The village of Malham lies within a short walking distance of two of the most dramatic natural features in the Yorkshire Dales – Malham Cove and Gordale Scar, and only two miles south of Malham Tarn. The village itself is divided in two by Malham Beck, which at one point also marked the boundary between the lands of Fountains Abbey to the west and Bolton Priory to the east.

There is now a large reasonably priced National Park car park at the southern end of the village. Just north of the car park the road splits in two – Malham Cove can be found on the left hand branch, which climbs up through the village to Town Head, with the path to the cove leaving to the right just outside the village, while Gordale Scar can be found along the right hand branch (although the path that runs alongside Gordale Beck is more attractive).

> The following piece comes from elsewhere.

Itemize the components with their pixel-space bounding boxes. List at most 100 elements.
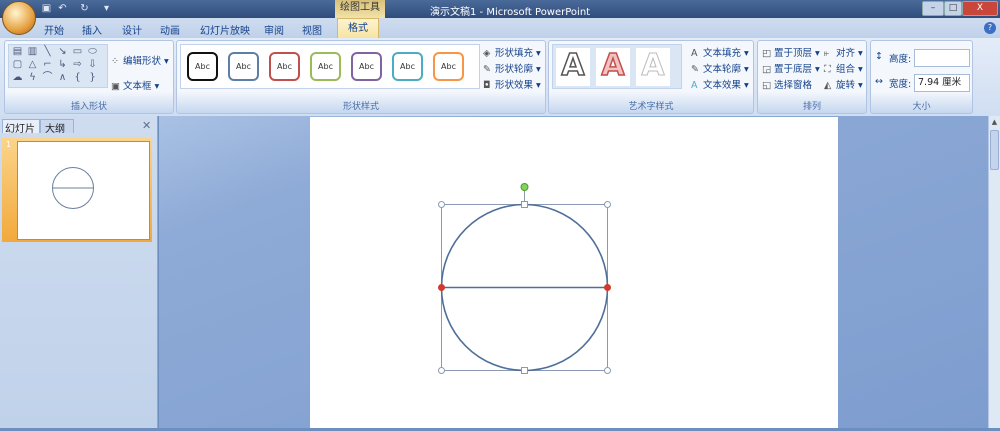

A village green lies at the heart of the village, with the Lister Arms on one side. The building is probably older than it’s 1723 date panel, which probably indicated the date at which the current front was added.

Although a public right of way does run through Gordale Scar, this route does involve a sizable climb up the front of a waterfall, and should not be relied on, especially after wet weather. The scar can be visited from above using a rather steep footpath, which also runs along the almost equally dramatic upper reaches of the valley above the scar.

Malham Cove is rather more straightforward. The path to the top climbs up the grassy slopes to the west of the cover, but it is well worth following the path to the base of the cove before climbing to the top. The views of the cove are best from below, but the views south from the top are spectacular, the limestone pavement is fascinating and the dry valley behind the cove well worth exploring.